Scroll down a little further and suddenly the camera is taking you on a 3-D flight through the Cascades to Cowboy Mountain and Tunnel Creek. A little further down the page and a 1:15 Flash video explains the “Allure of the Backcountry.”
There are six segments in all, a map, and elsewhere a Q&A with the author. And at the end of the story you’ll find a link to a $2.99 keepsake, an ebook co-published with the very good digital imprint, Byliner.
This is cutting-edge, expensive work, clearly not replicable by your local Weekly Shopper. But it sets a standard that other online publications can aim for: top-flight journalism, well-planned and very well executed graphics, with a generous serving of complementary media. There’s also an 11-minute video viewable on YouTube, cross-promoting, and telling the story from the angle of a lens.
First rate: congratulations to all involved.
Later: For a comparison see Strongman — Hugo Chavez and His Legacy, a half-decent 15-minute Wall Street Journal documentary about an important topic.

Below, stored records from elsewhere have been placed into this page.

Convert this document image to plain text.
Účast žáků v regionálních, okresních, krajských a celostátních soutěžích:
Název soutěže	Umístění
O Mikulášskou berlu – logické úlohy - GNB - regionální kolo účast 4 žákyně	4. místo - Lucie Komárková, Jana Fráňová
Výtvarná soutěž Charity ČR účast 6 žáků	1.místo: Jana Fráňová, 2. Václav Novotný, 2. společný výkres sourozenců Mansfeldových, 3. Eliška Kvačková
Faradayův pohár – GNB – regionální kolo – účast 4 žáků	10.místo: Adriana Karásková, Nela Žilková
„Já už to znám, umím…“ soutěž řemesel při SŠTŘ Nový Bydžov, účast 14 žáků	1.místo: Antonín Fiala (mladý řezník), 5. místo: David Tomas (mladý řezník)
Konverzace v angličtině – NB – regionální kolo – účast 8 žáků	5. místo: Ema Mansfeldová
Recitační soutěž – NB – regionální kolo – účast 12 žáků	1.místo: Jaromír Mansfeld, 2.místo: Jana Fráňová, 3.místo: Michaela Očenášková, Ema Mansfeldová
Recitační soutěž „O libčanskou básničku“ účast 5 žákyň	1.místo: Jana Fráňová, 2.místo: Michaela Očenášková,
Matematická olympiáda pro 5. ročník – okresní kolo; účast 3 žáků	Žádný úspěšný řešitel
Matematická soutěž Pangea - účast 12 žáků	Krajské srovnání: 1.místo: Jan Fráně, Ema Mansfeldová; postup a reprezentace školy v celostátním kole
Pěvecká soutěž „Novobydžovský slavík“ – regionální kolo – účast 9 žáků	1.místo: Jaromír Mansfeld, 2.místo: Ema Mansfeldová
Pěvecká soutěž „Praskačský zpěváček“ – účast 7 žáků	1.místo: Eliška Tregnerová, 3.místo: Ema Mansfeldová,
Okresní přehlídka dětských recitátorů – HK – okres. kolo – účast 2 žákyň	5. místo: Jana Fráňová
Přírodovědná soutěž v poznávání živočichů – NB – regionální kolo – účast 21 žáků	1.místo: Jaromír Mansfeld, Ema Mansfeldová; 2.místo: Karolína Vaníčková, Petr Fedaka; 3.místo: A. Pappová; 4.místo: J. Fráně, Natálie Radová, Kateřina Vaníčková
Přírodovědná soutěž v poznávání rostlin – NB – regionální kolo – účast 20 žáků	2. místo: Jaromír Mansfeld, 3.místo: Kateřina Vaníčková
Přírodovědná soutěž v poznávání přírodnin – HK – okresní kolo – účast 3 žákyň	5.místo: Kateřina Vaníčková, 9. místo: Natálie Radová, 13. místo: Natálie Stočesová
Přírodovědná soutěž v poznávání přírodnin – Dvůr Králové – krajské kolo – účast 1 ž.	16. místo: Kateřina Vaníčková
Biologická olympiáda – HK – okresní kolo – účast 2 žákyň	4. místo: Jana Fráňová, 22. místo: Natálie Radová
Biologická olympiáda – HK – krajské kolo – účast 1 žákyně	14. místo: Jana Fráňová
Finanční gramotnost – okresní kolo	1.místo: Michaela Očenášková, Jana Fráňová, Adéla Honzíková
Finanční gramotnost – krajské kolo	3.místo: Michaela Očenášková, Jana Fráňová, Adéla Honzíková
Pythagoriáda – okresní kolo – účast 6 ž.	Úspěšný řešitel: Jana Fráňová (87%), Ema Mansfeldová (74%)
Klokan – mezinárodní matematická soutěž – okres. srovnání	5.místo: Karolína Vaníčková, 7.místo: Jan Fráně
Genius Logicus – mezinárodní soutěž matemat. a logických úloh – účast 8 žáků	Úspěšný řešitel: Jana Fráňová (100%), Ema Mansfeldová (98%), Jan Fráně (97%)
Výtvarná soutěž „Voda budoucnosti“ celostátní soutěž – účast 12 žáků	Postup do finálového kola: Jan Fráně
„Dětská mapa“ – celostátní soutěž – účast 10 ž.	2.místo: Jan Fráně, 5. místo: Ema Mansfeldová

Suddenly an unadorned video seems too simple: where’s the media-specific value-added?
December 26, 2012: The Economist Lean Back 2.0: “The New York Times pushes the limits of online storytelling” “The result is an online reading experience like no other. I was almost giddy with awe and excitement as I read it.”
January 1, 2013: HOW WE MADE SNOW FALL: A Q&A with the New York Times team. Lots of fascinating background detail on pulling the project together.